Maloy and her boss -- until she left the nonprofit on Thursday -- Frank Rabbito stuck to the numbers during the Wednesday meeting and didn't respond to suggestions that the agency was overly reliant on the county, or the criticism in Murphy's final take on the issue.
"I do wish that when people speak they would be a little more grateful to the taxpayers in this county that provide this money," Murphy said. "I'm OK with the $577,792."
But Rice on Friday said Carruthers' fundraising push is illogical for an agency like the Care Center, whose clientele represents the most vulnerable and at times forgotten population in any community.
"What trips your heartstrings and makes you donate money?" Rice asked. "Children, homeless mothers with children. You don't do fundraising for a $7 million program that has no advocacy."
Advocates for the jailhouse treatment program include Monroe County's outgoing sheriff, who spoke in favor of additional county funding for the Care Center.
"The Guidance/Care Center is a hidden gem that provides services that in these times are absolutely essential," Sheriff Bob Peryam told commissioners Wednesday, saying that the jail couldn't afford to lose the drug treatment program.
Prescription and synthetic drugs -- such as the euphemistic "bath salts" being sold as incense that people smoke, snort or shoot up -- are wreaking havoc in the Keys, said the sheriff.

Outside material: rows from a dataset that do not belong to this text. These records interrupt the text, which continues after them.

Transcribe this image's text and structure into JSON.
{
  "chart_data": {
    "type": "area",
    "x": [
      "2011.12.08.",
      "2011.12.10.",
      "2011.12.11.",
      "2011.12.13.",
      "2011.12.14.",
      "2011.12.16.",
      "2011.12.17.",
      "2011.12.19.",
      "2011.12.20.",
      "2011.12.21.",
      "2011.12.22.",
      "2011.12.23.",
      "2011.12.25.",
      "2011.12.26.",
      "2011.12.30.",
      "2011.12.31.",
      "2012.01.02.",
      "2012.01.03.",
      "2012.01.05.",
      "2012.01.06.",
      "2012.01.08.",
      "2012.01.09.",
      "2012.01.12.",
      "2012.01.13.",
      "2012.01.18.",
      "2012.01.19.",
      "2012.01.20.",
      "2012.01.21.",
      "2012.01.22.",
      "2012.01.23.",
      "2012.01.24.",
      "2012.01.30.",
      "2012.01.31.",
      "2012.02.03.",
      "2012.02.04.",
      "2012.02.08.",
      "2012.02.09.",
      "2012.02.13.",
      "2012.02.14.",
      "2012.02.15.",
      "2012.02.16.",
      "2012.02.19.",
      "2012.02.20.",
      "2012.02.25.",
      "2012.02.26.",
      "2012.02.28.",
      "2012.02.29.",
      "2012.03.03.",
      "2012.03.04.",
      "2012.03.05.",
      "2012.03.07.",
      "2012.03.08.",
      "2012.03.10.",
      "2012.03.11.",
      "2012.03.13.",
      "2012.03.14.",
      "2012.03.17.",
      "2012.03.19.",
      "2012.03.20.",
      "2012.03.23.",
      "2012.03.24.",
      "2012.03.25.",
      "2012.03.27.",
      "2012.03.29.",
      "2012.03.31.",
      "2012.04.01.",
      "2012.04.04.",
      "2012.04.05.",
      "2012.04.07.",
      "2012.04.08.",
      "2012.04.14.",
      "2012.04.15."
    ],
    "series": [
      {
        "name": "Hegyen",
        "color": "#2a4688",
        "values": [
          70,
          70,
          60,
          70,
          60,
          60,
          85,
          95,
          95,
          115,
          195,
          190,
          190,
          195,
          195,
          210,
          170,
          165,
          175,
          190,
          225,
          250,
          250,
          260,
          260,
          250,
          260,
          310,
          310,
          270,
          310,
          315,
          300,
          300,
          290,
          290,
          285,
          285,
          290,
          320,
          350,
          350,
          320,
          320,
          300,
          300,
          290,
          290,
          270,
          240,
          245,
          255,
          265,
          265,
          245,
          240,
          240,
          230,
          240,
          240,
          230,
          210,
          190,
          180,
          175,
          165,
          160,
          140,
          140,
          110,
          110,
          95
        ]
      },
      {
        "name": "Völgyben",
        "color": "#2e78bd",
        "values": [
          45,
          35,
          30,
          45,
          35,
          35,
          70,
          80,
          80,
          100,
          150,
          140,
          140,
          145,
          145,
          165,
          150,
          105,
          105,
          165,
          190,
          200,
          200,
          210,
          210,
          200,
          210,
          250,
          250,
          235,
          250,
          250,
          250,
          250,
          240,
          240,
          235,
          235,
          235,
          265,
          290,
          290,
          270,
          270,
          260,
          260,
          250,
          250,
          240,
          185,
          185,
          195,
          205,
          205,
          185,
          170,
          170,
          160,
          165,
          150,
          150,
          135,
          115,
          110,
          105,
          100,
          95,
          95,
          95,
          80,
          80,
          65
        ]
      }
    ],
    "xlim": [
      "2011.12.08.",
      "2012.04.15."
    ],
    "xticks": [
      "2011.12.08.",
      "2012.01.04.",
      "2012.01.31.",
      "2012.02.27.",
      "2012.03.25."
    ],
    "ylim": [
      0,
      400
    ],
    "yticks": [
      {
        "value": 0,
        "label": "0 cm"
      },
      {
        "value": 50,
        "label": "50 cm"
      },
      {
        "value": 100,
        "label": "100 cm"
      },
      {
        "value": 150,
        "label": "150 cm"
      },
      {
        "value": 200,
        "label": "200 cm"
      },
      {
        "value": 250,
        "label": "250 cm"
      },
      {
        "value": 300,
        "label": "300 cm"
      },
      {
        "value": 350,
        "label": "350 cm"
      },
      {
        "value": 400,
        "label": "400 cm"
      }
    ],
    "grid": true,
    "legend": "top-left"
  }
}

Peryam mentioned the recent face-eating incident in Miami that police there suspect was spurred on by the attacker's use of bath salts.
"This will be absolutely devastating to us," Peryam said of losing the jail treatment program. "It's pay me now or pay me later. We have to have some program within our correctional facility that offers inmates an opportunity to go from an inmate to a workmate."